Cahiliye İslam aydınlığından önceki karanlık devrin adıdır. Devre adını veren “cehalet” kelimesi bilgisizliği içermekle birlikte, etkisi altına girdiği gücün tesiriyle akl-ı selim ve sağduyuya aykırı hareket etme eğilimini de ifade eden bir anlam örüntüsüne sahiptir. Yani cahiliye güce seve isteye boyun eğerek adaletten sapmayı temsil eder. Cahiliye bireyi, kendisi koca çölde basit bir insancıkken, ait olduğu kabilenin reisinden aldığı güçle her türlü haksızlığı kendine meşru görür. Kabile reisi ve onun gücü olmasa dünyanın en korkak, sinik ve silik varlığı olacakken, sahte bir cesaretle her türlü yağma ve talana girişir, mala, cana ve namusa kasteder. Cahiliye olmuş bitmiş bir dönem değildir, cahiliye ve cahiliye insanı her devir canlıdır ve tehlikelidir.
Cahiliye insanı kendini inançlı görür, hatta yapıp ettiklerini bu inanç adına yaptığına kendini inandırmıştır.

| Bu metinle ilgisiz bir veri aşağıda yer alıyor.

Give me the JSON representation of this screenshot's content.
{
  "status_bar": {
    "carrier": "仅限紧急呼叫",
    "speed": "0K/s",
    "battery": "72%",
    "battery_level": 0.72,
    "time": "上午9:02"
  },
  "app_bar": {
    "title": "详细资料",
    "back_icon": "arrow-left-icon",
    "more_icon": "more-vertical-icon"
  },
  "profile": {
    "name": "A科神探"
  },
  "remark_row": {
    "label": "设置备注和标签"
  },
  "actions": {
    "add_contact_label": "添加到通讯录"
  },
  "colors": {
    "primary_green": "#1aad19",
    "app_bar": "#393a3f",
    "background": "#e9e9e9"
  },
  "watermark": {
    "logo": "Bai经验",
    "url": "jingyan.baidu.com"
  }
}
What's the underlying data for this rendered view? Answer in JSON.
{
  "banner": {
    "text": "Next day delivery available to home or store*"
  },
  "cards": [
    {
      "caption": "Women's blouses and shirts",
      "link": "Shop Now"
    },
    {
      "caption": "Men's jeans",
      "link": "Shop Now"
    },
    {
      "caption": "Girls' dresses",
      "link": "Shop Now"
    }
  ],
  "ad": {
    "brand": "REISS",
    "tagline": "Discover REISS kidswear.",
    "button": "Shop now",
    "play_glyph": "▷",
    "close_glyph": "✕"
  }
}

Halbuki onun inancı çürük bir temeldedir, en basit argümantasyondan dahi yoksundur ve yine güce hizmet ettiği sürece onun için sahih bir inançtır. Bu yüzdendir ki sistemine yönelik en ufak bir eleştiriyi kabul etmez, hiçbir görüş tolere edilebilir değildir. Farklılıklara karşı hoşnutsuzluğu onları beğenmediğinden değildir – hatta içten içe kabul eder. Ancak düşünce ve inanç yapısı o kadar derme çatma, sağdan soldan duymadır ki en ufak bir sarsıntı onu yıkar, sonra sahip olduğu menfaatleri de elinden kaçar. İşte cahiliye insanına damga vuran nitelik budur, menfaatine tapma.

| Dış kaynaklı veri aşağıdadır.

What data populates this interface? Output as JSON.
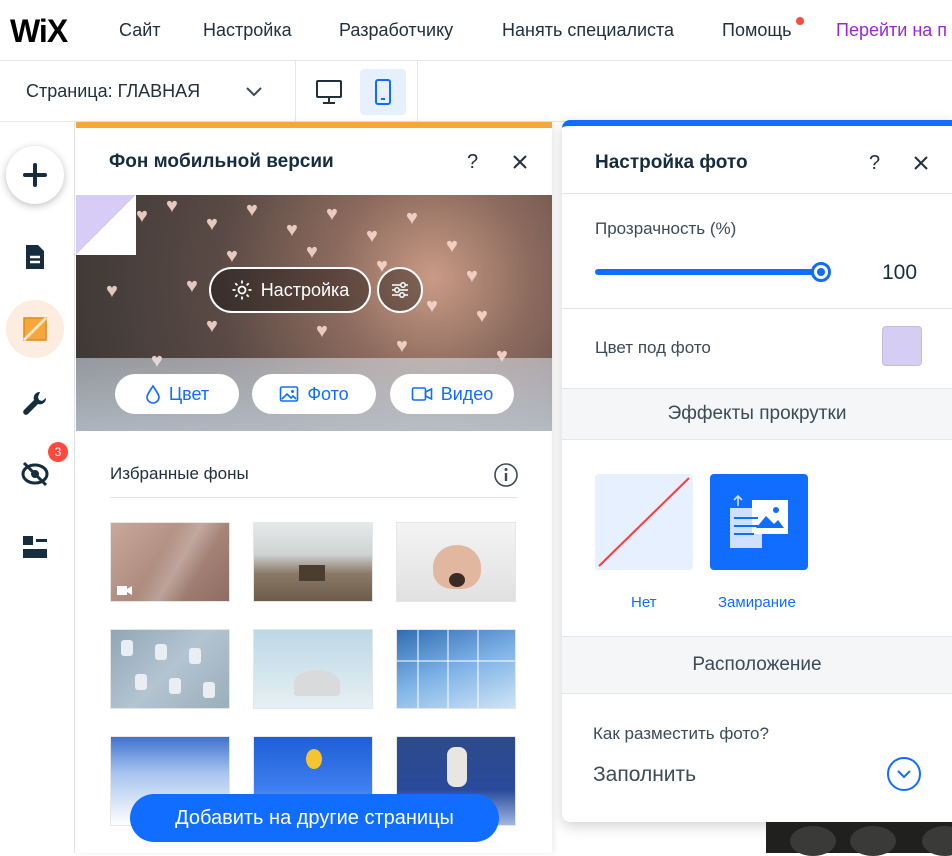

Geçen hafta yazmış olduğum yazı karşısında aldığım tepkiler, cahiliyenin ve cahiliye insanının canlılığını nasıl koruduğunu bizzat görmemizi sağladı. Dürüst olmak gerekirse ben yazının bu kadar ilgi göreceğini tahmin etmemiştim. Fakat zamanlama olarak da manidar bir ana denk gelmişti, zira o gün Merkez Bankası’nın faiz arttırımı yapacağı haberleri ile bambaşka bir sürece giriyorduk. Gözleri asıl gündemden uzaklaştıracak bir kurban lazımdı. Uzun zamandır faize karşı savaş açtığını ve bunu dini saiklerle yapmış olduğunu söyleyen bir iktidar için oldukça tornistan bir eylemdi bu. Uğruna nice bedeller ödediğimiz, bambaşka bir enflasyon devrinin içinde gözümüzü açtığımız, tünelin sonundaki o ışık uğruna ülkece harap ve bitap düştüğümüz ve sebebini zinhar “bildikleri vardır” diyerek sorgulamadığımız sürecin tam tersi istikametine doğru yol alacağımız söyleniyordu. Bu çağ sona eriyordu. Orta Çağ bitip Yeni Çağ başlasaydı keşke de ecdadın yiye yiye bitiremediğimiz başarı hikayelerinin yanına biz de bir yenisi eklemiş olaydık. Fakat öyle olmadı. Etkinin yetkisinin tadına başka türlü bakacaktık artık…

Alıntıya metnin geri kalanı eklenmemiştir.